The lyrics speak to the persuasive nature of marijuana and the feeling of getting high. Mya Abraham of Vibe described the song as "an anthem about late nights and questionable decisions".

== Music video ==
The music video for "Persuasive" was directed by Omar Jones and released on March 30, 2022.

== Critical reception ==
"Persuasive" received mostly positive reviews from music critics. Billboard placed the song at number 88 on their Best Songs of 2022 list, calling it a "buttery" track and a "stellar kickback". Grace Medford of DIY called the track a "sultry purr of appreciation for spending the whole day faded". The Fader placed the song at number 17 of their 100 Best Songs of 2022. Gyasi Williams-Kirtley of The Fader gave props to the song for allowing Doechii to show a more "mellow persona" and calling it "flirtatious, sharp, and provocative".

=== Year-end list ===

| Publication | Accolade | Rank | Ref. |
|---|---|---|---|
| Billboard | The 100 Best Songs of 2022: Staff List | 88 |  |
| The Fader | The 100 best songs of 2022 | 17 |  |
| Vulture | The Best Songs of 2022 | 8 |  |

== Accolades ==

Award nominations for "Persuasive"
| Year | Ceremony | Award | Result | Ref. |
|---|---|---|---|---|
| 2022 | MTV Video Music Awards | Push Performance of the Year | Nominated |  |

==Certifications==

Certifications for "Persuasive"
| Region | Certification | Certified units/sales |
| United States (RIAA) | Gold | 500,000^{‡} |
^{‡} Sales+streaming figures based on certification alone.

==Remix==

===Background and release===
Doechii announced a remix for "Persuasive" with SZA in July 2022, with a video of her reaction to SZA's feature on the song.
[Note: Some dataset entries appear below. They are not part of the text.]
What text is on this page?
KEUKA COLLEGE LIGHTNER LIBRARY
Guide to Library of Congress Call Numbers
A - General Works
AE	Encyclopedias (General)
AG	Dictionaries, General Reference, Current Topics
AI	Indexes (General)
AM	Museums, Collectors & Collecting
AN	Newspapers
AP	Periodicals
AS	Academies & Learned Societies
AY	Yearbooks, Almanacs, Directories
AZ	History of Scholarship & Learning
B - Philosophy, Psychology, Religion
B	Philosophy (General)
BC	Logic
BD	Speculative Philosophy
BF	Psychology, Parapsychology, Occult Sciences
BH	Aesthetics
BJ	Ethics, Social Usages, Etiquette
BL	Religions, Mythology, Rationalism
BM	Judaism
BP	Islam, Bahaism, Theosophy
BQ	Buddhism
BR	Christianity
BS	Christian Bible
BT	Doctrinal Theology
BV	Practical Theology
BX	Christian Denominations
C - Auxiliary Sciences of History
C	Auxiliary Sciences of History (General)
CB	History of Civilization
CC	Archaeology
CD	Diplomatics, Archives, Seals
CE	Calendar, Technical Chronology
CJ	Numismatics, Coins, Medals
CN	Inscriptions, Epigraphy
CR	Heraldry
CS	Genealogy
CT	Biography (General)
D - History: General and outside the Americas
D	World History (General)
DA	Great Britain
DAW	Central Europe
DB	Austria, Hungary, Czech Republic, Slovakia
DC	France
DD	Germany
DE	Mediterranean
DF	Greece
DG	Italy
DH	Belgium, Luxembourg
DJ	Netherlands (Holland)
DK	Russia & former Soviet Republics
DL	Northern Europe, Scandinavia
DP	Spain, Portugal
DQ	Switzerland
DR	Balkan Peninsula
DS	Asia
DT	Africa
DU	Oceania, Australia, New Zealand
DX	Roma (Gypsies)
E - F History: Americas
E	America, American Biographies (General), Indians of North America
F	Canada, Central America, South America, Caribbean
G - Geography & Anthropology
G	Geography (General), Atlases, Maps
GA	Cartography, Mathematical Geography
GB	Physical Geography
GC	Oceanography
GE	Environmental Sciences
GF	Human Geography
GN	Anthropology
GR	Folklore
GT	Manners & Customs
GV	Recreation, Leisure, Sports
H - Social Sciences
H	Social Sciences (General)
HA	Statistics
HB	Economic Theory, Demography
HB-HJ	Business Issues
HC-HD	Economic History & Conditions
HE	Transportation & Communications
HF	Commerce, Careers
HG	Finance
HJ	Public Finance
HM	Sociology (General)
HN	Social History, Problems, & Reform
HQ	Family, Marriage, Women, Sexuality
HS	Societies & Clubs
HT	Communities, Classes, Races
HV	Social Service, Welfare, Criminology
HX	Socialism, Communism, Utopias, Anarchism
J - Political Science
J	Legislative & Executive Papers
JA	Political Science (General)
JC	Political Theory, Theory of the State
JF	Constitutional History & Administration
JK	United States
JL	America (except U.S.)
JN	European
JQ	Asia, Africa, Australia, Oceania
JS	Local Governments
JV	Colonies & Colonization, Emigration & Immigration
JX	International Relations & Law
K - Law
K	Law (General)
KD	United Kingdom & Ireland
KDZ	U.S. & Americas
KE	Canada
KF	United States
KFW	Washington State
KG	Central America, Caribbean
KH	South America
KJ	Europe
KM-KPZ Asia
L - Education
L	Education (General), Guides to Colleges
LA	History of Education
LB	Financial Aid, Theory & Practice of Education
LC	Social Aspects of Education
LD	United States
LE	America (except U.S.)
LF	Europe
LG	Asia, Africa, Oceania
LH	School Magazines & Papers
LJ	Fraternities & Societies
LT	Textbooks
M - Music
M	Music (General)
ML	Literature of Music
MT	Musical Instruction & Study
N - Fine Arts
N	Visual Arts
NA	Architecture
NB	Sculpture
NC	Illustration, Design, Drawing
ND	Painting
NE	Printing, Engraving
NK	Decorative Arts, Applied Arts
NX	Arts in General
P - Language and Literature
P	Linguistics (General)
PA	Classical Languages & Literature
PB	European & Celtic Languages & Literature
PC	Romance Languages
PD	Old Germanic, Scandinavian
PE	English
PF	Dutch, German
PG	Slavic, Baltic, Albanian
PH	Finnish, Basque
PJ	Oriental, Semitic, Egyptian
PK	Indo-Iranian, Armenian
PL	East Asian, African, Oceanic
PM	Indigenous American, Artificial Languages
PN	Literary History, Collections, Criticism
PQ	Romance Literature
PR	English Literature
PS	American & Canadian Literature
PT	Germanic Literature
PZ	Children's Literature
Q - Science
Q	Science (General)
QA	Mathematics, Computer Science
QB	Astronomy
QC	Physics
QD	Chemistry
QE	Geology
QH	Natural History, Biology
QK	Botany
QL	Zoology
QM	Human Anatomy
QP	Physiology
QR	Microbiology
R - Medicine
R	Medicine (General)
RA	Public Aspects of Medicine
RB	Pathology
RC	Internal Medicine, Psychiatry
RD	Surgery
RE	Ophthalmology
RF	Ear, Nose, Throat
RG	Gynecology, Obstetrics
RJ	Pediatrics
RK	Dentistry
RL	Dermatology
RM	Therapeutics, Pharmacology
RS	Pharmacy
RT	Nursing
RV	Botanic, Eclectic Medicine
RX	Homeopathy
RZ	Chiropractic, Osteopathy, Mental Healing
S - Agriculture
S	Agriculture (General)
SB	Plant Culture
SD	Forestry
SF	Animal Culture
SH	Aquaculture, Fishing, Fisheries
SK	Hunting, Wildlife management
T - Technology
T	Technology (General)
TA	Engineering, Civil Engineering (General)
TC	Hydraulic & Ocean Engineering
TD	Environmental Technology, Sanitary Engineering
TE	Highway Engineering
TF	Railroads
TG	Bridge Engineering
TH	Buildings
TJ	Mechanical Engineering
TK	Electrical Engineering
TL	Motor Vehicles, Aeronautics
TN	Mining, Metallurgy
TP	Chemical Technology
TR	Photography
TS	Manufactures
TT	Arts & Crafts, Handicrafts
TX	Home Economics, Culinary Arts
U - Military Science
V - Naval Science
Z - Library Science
Both artists are under the same label, Top Dawg Entertainment.

It debuted on the Billboard Mainstream R&B/Hip-Hop Airplay chart at number 37 on September 17, 2022. The song ultimately peaked at number 33 after three weeks on the chart.

=== Music video ===
The music video for the "Persuasive" Remix was released on September 1, 2022.

=== Charts ===

Chart performance for "Persuasive (Remix)"
| Chart (2022) | Peak position |
|---|---|
| US Mainstream R&B/Hip-Hop Airplay (Billboard) | 33 |

===Live performances===
Doechii performed the "Persuasive" remix with SZA at Camp Flog Gnaw Carnival 2024, a festival curated by rapper Tyler, the Creator.